Companies are training their AI chatbots to “analyze the text from customer interactions, understand the sentiments, identify common product inquiries, and even predict possible issues before they arise,” said Tim Shi, co-founder and chief technology officer of Palo Alto, California-based Cresta, a maker of generative AI for contact centers.

Shi said CX professionals are using AI analytics to “track and interpret customer behavior and sentiment trends over long periods.”

“This capability provides an understanding of the customer’s journey and allows businesses to identify and respond to any anomalies or sudden changes in these trends,” Shi said.

AI analytics enable CX teams to analyze customer feedback, reviews and survey responses to extract valuable insights on sentiment and preferences, said Rhodette Zuñiga, VP of customer success at Seattle-based Textio, a maker of HR software.

Zuñiga said that with AI sentiment analysis, CX teams “aggregate and assess customer feedback across various channels, effectively identifying common pain points and areas for improvement.”

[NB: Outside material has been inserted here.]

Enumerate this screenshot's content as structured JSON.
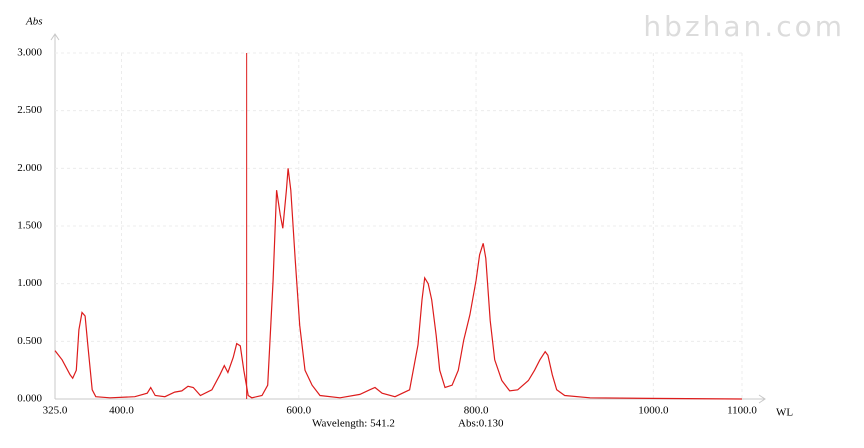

Related Article: Sentiment Analysis Improves the Customer Experience

3. Reducing Customer Friction

Frank Schneider, VP and AI evangelist at Melville, New York-based Verint, a customer engagement platform, said brands integrating customer data and conversational AI are “less interested in preventing a human contact and more interested in reducing friction at the customer outreach moment of truth.”

CX teams employing conversational AI analytics are “at the forefront of the conversational economy’s ability to think well beyond the archaic metrics of contain and deflect,” Schneider said.

Schneider said conversational AI is opening “front doors across all user experiences and touch points,” such as asynchronous digital messaging and self-service task completion.

“This creates an end-to-end life cycle of conversational access to analytics for CX leaders, customized workflows for contact center agents, and personalized customer journeys,” Schneider said.

For example, conversational AI data is being used, Schneider said, for channel switching, such as a follow-up SMS message, to deliver an “elegant experience” that creates both revenue and contact center efficiency. 

Ranjitha Kumar, chief scientist at San Francisco-based UserTesting, a provider of user experience insights, said companies are employing AI to analyze clickstream data to “identify the parts of an interaction where a user struggles or experiences friction — where someone gets stuck or has to try several times to make progress.”

Kumar said, for instance, if a company launched a new product that didn’t reach sales targets, “these sorts of models can help you quickly understand whether people were confused by your checkout flow or if they just thought the product was too expensive.”